For these well known prohormones it is proven that the desired enzymatic conversion into the real anabolic steroid indeed takes place, but it is still unclear how efficient this conversion really is.

Scheme 7

Schema 7

Research on the metabolism of anabolic steroids has been carried out by doping hunters and by the pharmaceutical industry. The latter not only has to show that the drug itself has as few as possible side effects, but they have to show this also for all its metabolites.

The analytical chemical search of doping hunters nowadays is not only aiming at the forbidden anabolic steroid itself, but also on its metabolites [14] [15] [16]. With the help of these metabolites doping abuse can be proven with better accuracy and sometimes also during a longer period after stopping of intake. For this reason the metabolism of a fair number of prohormones, normal anabolic steroids and designer steroids [17] has been investigated.

Meanwhile it will be clear that from a chemical point of view there are many possibilities for new prohormones. It is not a surprise that regularly new prohormones, often advertised as a designer supplement, appear on the market.
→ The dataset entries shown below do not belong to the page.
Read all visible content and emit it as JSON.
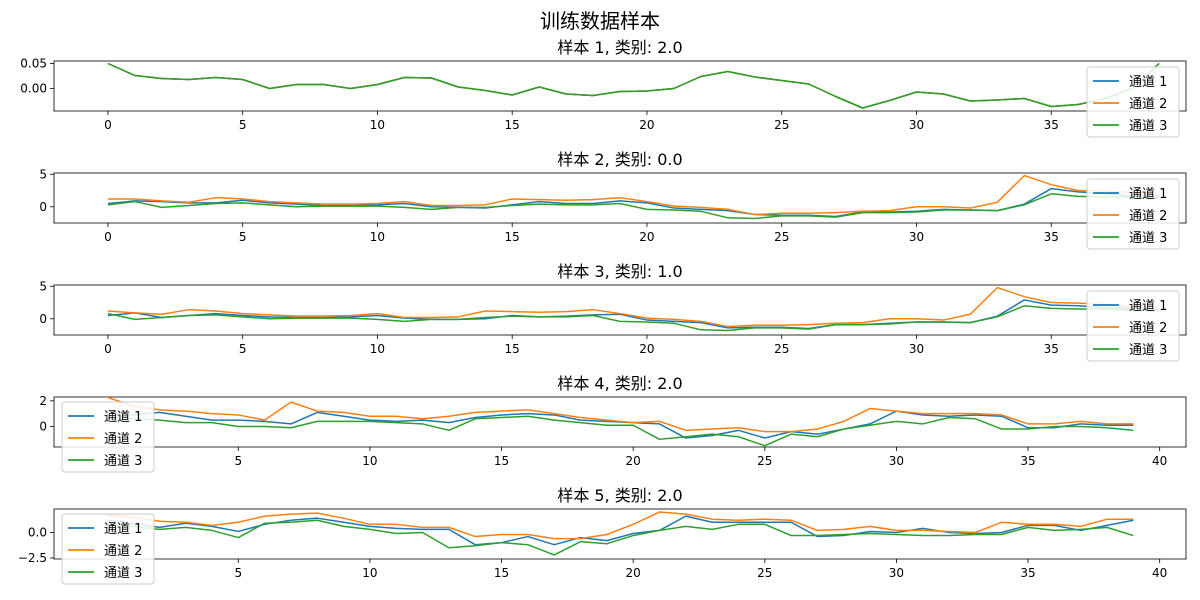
{
  "figure": {
    "title": "训练数据样本"
  },
  "colors": {
    "通道 1": "#1f77b4",
    "通道 2": "#ff7f0e",
    "通道 3": "#2ca02c"
  },
  "chart_data": [
    {
      "type": "line",
      "title": "样本 1, 类别: 2.0",
      "x": [
        0,
        1,
        2,
        3,
        4,
        5,
        6,
        7,
        8,
        9,
        10,
        11,
        12,
        13,
        14,
        15,
        16,
        17,
        18,
        19,
        20,
        21,
        22,
        23,
        24,
        25,
        26,
        27,
        28,
        29,
        30,
        31,
        32,
        33,
        34,
        35,
        36,
        37,
        38,
        39
      ],
      "xlim": [
        -2,
        40
      ],
      "ylim": [
        -0.045,
        0.055
      ],
      "xticks": [
        0,
        5,
        10,
        15,
        20,
        25,
        30,
        35
      ],
      "xticklabels": [
        "0",
        "5",
        "10",
        "15",
        "20",
        "25",
        "30",
        "35"
      ],
      "yticks": [
        0.05,
        0.0
      ],
      "yticklabels": [
        "0.05",
        "0.00"
      ],
      "legend": "right",
      "series": [
        {
          "name": "通道 1",
          "values": [
            0.05,
            0.026,
            0.02,
            0.018,
            0.022,
            0.018,
            0.0,
            0.008,
            0.008,
            0.0,
            0.008,
            0.022,
            0.021,
            0.003,
            -0.004,
            -0.013,
            0.003,
            -0.011,
            -0.014,
            -0.006,
            -0.005,
            0.0,
            0.024,
            0.034,
            0.023,
            0.016,
            0.009,
            -0.016,
            -0.039,
            -0.024,
            -0.007,
            -0.011,
            -0.025,
            -0.023,
            -0.02,
            -0.036,
            -0.032,
            -0.02,
            0.0,
            0.05
          ]
        },
        {
          "name": "通道 2",
          "values": [
            0.05,
            0.026,
            0.02,
            0.018,
            0.022,
            0.018,
            0.0,
            0.008,
            0.008,
            0.0,
            0.008,
            0.022,
            0.021,
            0.003,
            -0.004,
            -0.013,
            0.003,
            -0.011,
            -0.014,
            -0.006,
            -0.005,
            0.0,
            0.024,
            0.034,
            0.023,
            0.016,
            0.009,
            -0.016,
            -0.039,
            -0.024,
            -0.007,
            -0.011,
            -0.025,
            -0.023,
            -0.02,
            -0.036,
            -0.032,
            -0.02,
            0.0,
            0.05
          ]
        },
        {
          "name": "通道 3",
          "values": [
            0.05,
            0.026,
            0.02,
            0.018,
            0.022,
            0.018,
            0.0,
            0.008,
            0.008,
            0.0,
            0.008,
            0.022,
            0.021,
            0.003,
            -0.004,
            -0.013,
            0.003,
            -0.011,
            -0.014,
            -0.006,
            -0.005,
            0.0,
            0.024,
            0.034,
            0.023,
            0.016,
            0.009,
            -0.016,
            -0.039,
            -0.024,
            -0.007,
            -0.011,
            -0.025,
            -0.023,
            -0.02,
            -0.036,
            -0.032,
            -0.02,
            0.0,
            0.05
          ]
        }
      ]
    },
    {
      "type": "line",
      "title": "样本 2, 类别: 0.0",
      "x": [
        0,
        1,
        2,
        3,
        4,
        5,
        6,
        7,
        8,
        9,
        10,
        11,
        12,
        13,
        14,
        15,
        16,
        17,
        18,
        19,
        20,
        21,
        22,
        23,
        24,
        25,
        26,
        27,
        28,
        29,
        30,
        31,
        32,
        33,
        34,
        35,
        36,
        37,
        38,
        39
      ],
      "xlim": [
        -2,
        40
      ],
      "ylim": [
        -2.5,
        5.2
      ],
      "xticks": [
        0,
        5,
        10,
        15,
        20,
        25,
        30,
        35
      ],
      "xticklabels": [
        "0",
        "5",
        "10",
        "15",
        "20",
        "25",
        "30",
        "35"
      ],
      "yticks": [
        5,
        0
      ],
      "yticklabels": [
        "5",
        "0"
      ],
      "legend": "right",
      "series": [
        {
          "name": "通道 1",
          "values": [
            0.5,
            0.9,
            0.8,
            0.6,
            0.6,
            1.0,
            0.6,
            0.4,
            0.2,
            0.2,
            0.3,
            0.5,
            0.0,
            -0.1,
            -0.2,
            0.3,
            0.8,
            0.5,
            0.5,
            0.9,
            0.6,
            -0.2,
            -0.4,
            -0.6,
            -1.2,
            -1.3,
            -1.3,
            -1.5,
            -0.8,
            -0.8,
            -0.7,
            -0.4,
            -0.5,
            -0.6,
            0.4,
            2.8,
            2.3,
            2.0,
            1.7,
            1.6
          ]
        },
        {
          "name": "通道 2",
          "values": [
            1.2,
            1.2,
            0.9,
            0.7,
            1.4,
            1.2,
            0.8,
            0.6,
            0.4,
            0.4,
            0.5,
            0.8,
            0.2,
            0.2,
            0.3,
            1.2,
            1.1,
            1.0,
            1.1,
            1.4,
            0.8,
            0.1,
            -0.1,
            -0.4,
            -1.2,
            -1.0,
            -1.0,
            -0.9,
            -0.7,
            -0.6,
            0.0,
            0.0,
            -0.2,
            0.7,
            4.8,
            3.4,
            2.5,
            2.4,
            2.2,
            1.8
          ]
        },
        {
          "name": "通道 3",
          "values": [
            0.3,
            0.8,
            -0.1,
            0.2,
            0.5,
            0.6,
            0.3,
            0.0,
            0.1,
            0.1,
            0.1,
            -0.1,
            -0.4,
            -0.1,
            -0.1,
            0.2,
            0.4,
            0.3,
            0.3,
            0.5,
            -0.4,
            -0.5,
            -0.7,
            -1.7,
            -1.8,
            -1.4,
            -1.4,
            -1.6,
            -0.9,
            -0.9,
            -0.8,
            -0.5,
            -0.5,
            -0.6,
            0.3,
            2.0,
            1.6,
            1.5,
            1.5,
            1.3
          ]
        }
      ]
    },
    {
      "type": "line",
      "title": "样本 3, 类别: 1.0",
      "x": [
        0,
        1,
        2,
        3,
        4,
        5,
        6,
        7,
        8,
        9,
        10,
        11,
        12,
        13,
        14,
        15,
        16,
        17,
        18,
        19,
        20,
        21,
        22,
        23,
        24,
        25,
        26,
        27,
        28,
        29,
        30,
        31,
        32,
        33,
        34,
        35,
        36,
        37,
        38,
        39
      ],
      "xlim": [
        -2,
        40
      ],
      "ylim": [
        -2.5,
        5.2
      ],
      "xticks": [
        0,
        5,
        10,
        15,
        20,
        25,
        30,
        35
      ],
      "xticklabels": [
        "0",
        "5",
        "10",
        "15",
        "20",
        "25",
        "30",
        "35"
      ],
      "yticks": [
        5,
        0
      ],
      "yticklabels": [
        "5",
        "0"
      ],
      "legend": "right",
      "series": [
        {
          "name": "通道 1",
          "values": [
            0.5,
            0.9,
            0.2,
            0.5,
            0.8,
            0.5,
            0.3,
            0.2,
            0.2,
            0.3,
            0.5,
            0.1,
            -0.1,
            -0.1,
            0.0,
            0.5,
            0.3,
            0.4,
            0.6,
            0.7,
            -0.2,
            -0.4,
            -0.6,
            -1.4,
            -1.3,
            -1.3,
            -1.5,
            -0.9,
            -0.9,
            -0.7,
            -0.5,
            -0.5,
            -0.6,
            0.4,
            2.9,
            2.1,
            2.0,
            1.7,
            1.6,
            1.5
          ]
        },
        {
          "name": "通道 2",
          "values": [
            1.2,
            0.9,
            0.7,
            1.4,
            1.2,
            0.8,
            0.6,
            0.4,
            0.4,
            0.5,
            0.8,
            0.2,
            0.2,
            0.3,
            1.2,
            1.1,
            1.0,
            1.1,
            1.4,
            0.8,
            0.1,
            -0.1,
            -0.4,
            -1.2,
            -1.0,
            -1.0,
            -0.9,
            -0.7,
            -0.6,
            0.0,
            0.0,
            -0.2,
            0.7,
            4.8,
            3.4,
            2.5,
            2.4,
            2.2,
            1.8,
            1.7
          ]
        },
        {
          "name": "通道 3",
          "values": [
            0.8,
            -0.1,
            0.2,
            0.5,
            0.6,
            0.3,
            0.0,
            0.1,
            0.1,
            0.1,
            -0.1,
            -0.4,
            -0.1,
            -0.1,
            0.2,
            0.4,
            0.3,
            0.3,
            0.5,
            -0.4,
            -0.5,
            -0.7,
            -1.7,
            -1.8,
            -1.4,
            -1.4,
            -1.6,
            -0.9,
            -0.9,
            -0.8,
            -0.5,
            -0.5,
            -0.6,
            0.3,
            2.0,
            1.6,
            1.5,
            1.5,
            1.3,
            1.2
          ]
        }
      ]
    },
    {
      "type": "line",
      "title": "样本 4, 类别: 2.0",
      "x": [
        0,
        1,
        2,
        3,
        4,
        5,
        6,
        7,
        8,
        9,
        10,
        11,
        12,
        13,
        14,
        15,
        16,
        17,
        18,
        19,
        20,
        21,
        22,
        23,
        24,
        25,
        26,
        27,
        28,
        29,
        30,
        31,
        32,
        33,
        34,
        35,
        36,
        37,
        38,
        39
      ],
      "xlim": [
        -2,
        41
      ],
      "ylim": [
        -1.6,
        2.3
      ],
      "xticks": [
        5,
        10,
        15,
        20,
        25,
        30,
        35,
        40
      ],
      "xticklabels": [
        "5",
        "10",
        "15",
        "20",
        "25",
        "30",
        "35",
        "40"
      ],
      "yticks": [
        2,
        0
      ],
      "yticklabels": [
        "2",
        "0"
      ],
      "legend": "left",
      "series": [
        {
          "name": "通道 1",
          "values": [
            1.2,
            0.9,
            1.1,
            0.8,
            0.5,
            0.5,
            0.4,
            0.2,
            1.1,
            0.8,
            0.5,
            0.4,
            0.5,
            0.3,
            0.7,
            0.9,
            1.0,
            0.9,
            0.5,
            0.4,
            0.3,
            0.2,
            -0.9,
            -0.7,
            -0.3,
            -0.9,
            -0.4,
            -0.6,
            -0.2,
            0.2,
            1.2,
            0.9,
            0.8,
            0.9,
            0.8,
            -0.1,
            -0.1,
            0.2,
            0.1,
            0.1
          ]
        },
        {
          "name": "通道 2",
          "values": [
            2.3,
            1.6,
            1.3,
            1.2,
            1.0,
            0.9,
            0.5,
            1.9,
            1.2,
            1.1,
            0.8,
            0.8,
            0.6,
            0.8,
            1.1,
            1.2,
            1.3,
            1.0,
            0.7,
            0.5,
            0.3,
            0.4,
            -0.3,
            -0.2,
            -0.1,
            -0.4,
            -0.4,
            -0.2,
            0.4,
            1.4,
            1.2,
            1.0,
            1.0,
            1.0,
            0.9,
            0.2,
            0.2,
            0.4,
            0.2,
            0.2
          ]
        },
        {
          "name": "通道 3",
          "values": [
            0.6,
            0.6,
            0.5,
            0.3,
            0.3,
            0.0,
            0.0,
            -0.1,
            0.4,
            0.4,
            0.4,
            0.3,
            0.2,
            -0.3,
            0.6,
            0.7,
            0.8,
            0.5,
            0.3,
            0.1,
            0.1,
            -1.0,
            -0.8,
            -0.6,
            -0.8,
            -1.5,
            -0.6,
            -0.8,
            -0.2,
            0.1,
            0.4,
            0.2,
            0.7,
            0.6,
            -0.2,
            -0.2,
            0.0,
            0.0,
            -0.1,
            -0.3
          ]
        }
      ]
    },
    {
      "type": "line",
      "title": "样本 5, 类别: 2.0",
      "x": [
        0,
        1,
        2,
        3,
        4,
        5,
        6,
        7,
        8,
        9,
        10,
        11,
        12,
        13,
        14,
        15,
        16,
        17,
        18,
        19,
        20,
        21,
        22,
        23,
        24,
        25,
        26,
        27,
        28,
        29,
        30,
        31,
        32,
        33,
        34,
        35,
        36,
        37,
        38,
        39
      ],
      "xlim": [
        -2,
        41
      ],
      "ylim": [
        -2.6,
        2.3
      ],
      "xticks": [
        5,
        10,
        15,
        20,
        25,
        30,
        35,
        40
      ],
      "xticklabels": [
        "5",
        "10",
        "15",
        "20",
        "25",
        "30",
        "35",
        "40"
      ],
      "yticks": [
        0.0,
        -2.5
      ],
      "yticklabels": [
        "0.0",
        "−2.5"
      ],
      "legend": "left",
      "series": [
        {
          "name": "通道 1",
          "values": [
            1.2,
            0.9,
            0.5,
            0.9,
            0.6,
            0.1,
            0.8,
            1.2,
            1.4,
            1.0,
            0.6,
            0.4,
            0.3,
            0.3,
            -1.2,
            -1.0,
            -0.4,
            -1.2,
            -0.5,
            -0.8,
            -0.1,
            0.2,
            1.6,
            1.0,
            1.0,
            1.0,
            1.0,
            -0.4,
            -0.3,
            0.1,
            0.0,
            0.4,
            0.0,
            -0.1,
            0.0,
            0.7,
            0.7,
            0.2,
            0.7,
            1.2
          ]
        },
        {
          "name": "通道 2",
          "values": [
            1.7,
            1.5,
            1.1,
            1.0,
            0.7,
            1.0,
            1.6,
            1.8,
            1.9,
            1.4,
            0.8,
            0.8,
            0.5,
            0.5,
            -0.4,
            -0.2,
            -0.2,
            -0.6,
            -0.6,
            -0.2,
            0.8,
            2.0,
            1.8,
            1.3,
            1.2,
            1.3,
            1.2,
            0.2,
            0.3,
            0.6,
            0.2,
            0.2,
            0.1,
            0.0,
            1.0,
            0.8,
            0.8,
            0.6,
            1.3,
            1.3
          ]
        },
        {
          "name": "通道 3",
          "values": [
            0.8,
            0.6,
            0.3,
            0.5,
            0.2,
            -0.5,
            0.9,
            1.0,
            1.2,
            0.6,
            0.3,
            -0.1,
            0.0,
            -1.5,
            -1.3,
            -1.0,
            -1.2,
            -2.2,
            -0.9,
            -1.1,
            -0.3,
            0.2,
            0.6,
            0.3,
            0.8,
            0.8,
            -0.3,
            -0.3,
            -0.2,
            -0.1,
            -0.2,
            -0.3,
            -0.3,
            -0.2,
            -0.2,
            0.5,
            0.2,
            0.3,
            0.5,
            -0.3
          ]
        }
      ]
    }
  ]
}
Producers advertise the new prohormone as legal and they assume that the necessary enzymatic transformations into the real anabolic steroid will take place. They seldom really prove this. The possible activity and the side effects of the prohormone itself mostly never have been investigated. Only scientific research can establish this. Producers simply bring the prohormone on the market.

The user is the guinea pig.

[1] Greene R.S. 08/01/1999.
[2] Uralets V.P., and Gillette P.A. Journal of Analytical Toxicology (2000) 24, 188-193.
[3] Tseng Y.L., Kuo F-H, and Sun K-H. Journal of Analytical Toxicology (2005) 29, 124-134.
[4] Baume M., Mahler N., Kamber M., Mangin P., and Saugy M. Scand. J. Med. Sci. Sports (2006) 16, 41-48.
[5] Ranjith H., Dhamaratne W., Kilgor J.L., Roitman E., Shackleton C. and Caspi E. Journal of the Chemical Society (1993) 1529-1535.
[6] Nes W.R., Loeser E., Kirdani R. and Marsh J. Tetrahedron (1963) 19 299-307.
[7] Van Gammeren D., Falk D. and Antonio J. Nutrition (2002) 18, 734-737.
[8] Colton F.B., Nysted L.N., Riegel B., and Raymond A.L. Journal of the American Chemical Society (1957) 79 1123-1127.
[9] Philips D.K., Wickham P.P., Potts G.O., and Aaron A. Journal of the Chemical Society, Perkin transactions (1968) 11, 924-928.
[10] Baier H., Dürner G., and Quinkert G. Helvetica Chimica Acta (1985) 68 1054-1068. [11] Djerassi C. Steroids 1992 (57) 631-641.
[12] Colton F.B., United States patent nr 2.905.676.
[13] Clinton R.O., and Christinasen R.G. United States patent nr 3.076.826.
[14] Van Eenoo P., and Delbeke F.T. Journal of Steroid Biochem. and Mol. Biochem. (2006) 101, 161-178.
[15] Schanzer W., and Thevis M. Chemie Unserer Zeit (2004) 38, 230-241.
[16] Thieme D., Anielski P., Grosse J., Sachs H., and Mueller R.K. Analytica Chimica Acta (2003) 483, 299-306.
[17] Levesque J-F., Templeton E., Trimble L., Berthelette C., and Chauret N. Analytical Chemistry (2005) 77, 3164-3172.